In establishing these relationships, such is the goodness of God, He gives a token and tells us where we will find it. " I do set my bow in the cloud." Now the cloud speaks of the darkness that came upon the blessed Lord Jesus when He was upon the cross,- that storm that burst unrelentingly upon Him, but spent itself there. It was a cloud that baffles all effort to describe. None but the Lord Himself can tell what the fury of that storm-cloud was. None but He can measure the force with which it burst upon Him. But there, in that cloud, is to be found the token of the relationships established between God and Christ.
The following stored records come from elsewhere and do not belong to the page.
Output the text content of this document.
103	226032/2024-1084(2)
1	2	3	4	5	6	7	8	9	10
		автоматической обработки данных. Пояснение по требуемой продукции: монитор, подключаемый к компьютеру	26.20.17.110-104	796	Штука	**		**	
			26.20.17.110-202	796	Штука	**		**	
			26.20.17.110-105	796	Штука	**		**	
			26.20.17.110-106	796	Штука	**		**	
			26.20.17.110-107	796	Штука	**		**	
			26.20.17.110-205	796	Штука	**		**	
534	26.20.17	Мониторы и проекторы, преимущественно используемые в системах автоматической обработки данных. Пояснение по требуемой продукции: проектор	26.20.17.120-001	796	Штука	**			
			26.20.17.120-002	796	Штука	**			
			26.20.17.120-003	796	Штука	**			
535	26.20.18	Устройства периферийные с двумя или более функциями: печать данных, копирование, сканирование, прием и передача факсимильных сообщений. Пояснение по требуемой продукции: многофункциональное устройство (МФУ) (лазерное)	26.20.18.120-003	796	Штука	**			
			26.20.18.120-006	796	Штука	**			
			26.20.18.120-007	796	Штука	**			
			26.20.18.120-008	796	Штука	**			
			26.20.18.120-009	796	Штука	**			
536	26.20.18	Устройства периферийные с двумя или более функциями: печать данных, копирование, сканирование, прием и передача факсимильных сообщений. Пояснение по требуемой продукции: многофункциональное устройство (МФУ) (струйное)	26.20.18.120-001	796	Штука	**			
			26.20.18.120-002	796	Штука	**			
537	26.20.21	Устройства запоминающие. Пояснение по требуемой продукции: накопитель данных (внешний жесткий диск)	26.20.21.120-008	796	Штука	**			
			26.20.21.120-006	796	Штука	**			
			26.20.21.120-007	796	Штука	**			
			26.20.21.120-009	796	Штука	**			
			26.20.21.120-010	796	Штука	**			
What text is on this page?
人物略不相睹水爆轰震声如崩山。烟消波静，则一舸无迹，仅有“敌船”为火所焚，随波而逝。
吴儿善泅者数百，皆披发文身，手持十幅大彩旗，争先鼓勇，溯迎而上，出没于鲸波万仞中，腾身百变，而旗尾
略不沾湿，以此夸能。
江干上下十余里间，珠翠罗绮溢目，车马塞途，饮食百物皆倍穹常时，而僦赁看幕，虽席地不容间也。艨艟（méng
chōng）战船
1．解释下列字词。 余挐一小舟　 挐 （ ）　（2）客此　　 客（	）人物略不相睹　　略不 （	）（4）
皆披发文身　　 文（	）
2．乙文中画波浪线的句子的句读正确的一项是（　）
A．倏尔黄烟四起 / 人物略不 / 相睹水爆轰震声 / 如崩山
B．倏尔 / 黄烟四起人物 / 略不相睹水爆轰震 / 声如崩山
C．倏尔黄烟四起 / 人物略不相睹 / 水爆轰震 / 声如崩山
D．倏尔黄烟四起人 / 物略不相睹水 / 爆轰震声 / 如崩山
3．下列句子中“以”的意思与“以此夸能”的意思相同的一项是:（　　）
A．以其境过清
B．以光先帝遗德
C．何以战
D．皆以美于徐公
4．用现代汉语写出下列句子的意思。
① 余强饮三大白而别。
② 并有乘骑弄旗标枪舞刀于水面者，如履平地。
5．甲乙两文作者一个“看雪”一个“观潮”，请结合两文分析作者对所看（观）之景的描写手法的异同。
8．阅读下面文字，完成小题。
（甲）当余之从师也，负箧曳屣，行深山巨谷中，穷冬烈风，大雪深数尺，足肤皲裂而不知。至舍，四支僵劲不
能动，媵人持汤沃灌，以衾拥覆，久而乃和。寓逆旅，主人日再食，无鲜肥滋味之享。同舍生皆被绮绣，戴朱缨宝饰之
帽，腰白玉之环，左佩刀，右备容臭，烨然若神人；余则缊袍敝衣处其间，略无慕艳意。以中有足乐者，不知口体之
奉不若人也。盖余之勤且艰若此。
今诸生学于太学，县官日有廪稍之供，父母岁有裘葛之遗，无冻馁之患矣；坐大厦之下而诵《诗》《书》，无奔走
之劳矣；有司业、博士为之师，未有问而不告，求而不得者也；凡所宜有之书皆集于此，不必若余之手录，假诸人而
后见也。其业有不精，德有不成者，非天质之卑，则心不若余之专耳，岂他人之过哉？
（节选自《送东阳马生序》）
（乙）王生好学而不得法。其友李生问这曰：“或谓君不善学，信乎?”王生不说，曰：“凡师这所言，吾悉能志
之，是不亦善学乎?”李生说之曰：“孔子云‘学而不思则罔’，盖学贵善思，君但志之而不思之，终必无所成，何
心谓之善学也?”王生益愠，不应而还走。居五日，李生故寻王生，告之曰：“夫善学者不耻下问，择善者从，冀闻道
The token is the bow, the many-hued rainbow. But what does it symbolize? Is it not the various displays of God? or, perhaps better, the display God has made of Himself in the various characters in which He was working in that terrific storm that burst upon the head of His blessed Son? All the glory of what He is shines forth from that dark, black cloud. There, in the work of the cross, as nowhere else, is God to be seen in the full perfection of what He is. He is love and light, but when are love and light displayed as there? Where do divine holiness and divine righteousness get so full an expression as in that dealing with the Son of God in which He is made sin? How that wondrous Cross displays the perfect harmoniousness of all the attributes of God! How divine wisdom manifests itself there! How divine power shines! Dark and black as that cloud was, God was there displaying Himself-displaying Himself in the fullness of what He is. He has there fully told out what He is.
Now it is this telling out of Himself, this shining forth of His every perfection that He has given to us as a token. Oh, what a token! But what is it a token of ? It is given us to be a token of the new creation relationships. It is a token that tells us how abiding they are, that they are established on settled and enduring foundations, that the new creation into which Christ and all His own have passed remains forever.
Can God ever forget the cross of Christ? Never! Never! Will He ever turn His eyes away from that
Cross? No; they will rest there forever. " I will look upon it, that I may remember." It will be perpetually before His eyes. It will be the spring of the joy of His heart-His eternal satisfaction.
It will be, too, the occupation, the eternal occupation of all whom God will surround Himself with. For God brings us to Himself to have communion with Himself in that in which He finds His ceaseless enjoyment.
Genesis 8:20 to 9:17 is but a picture; but it is a picture that helps us in the effort to realize what is foreshadowed by it. May the reality that the picture suggests fill our hearts. C. Crain.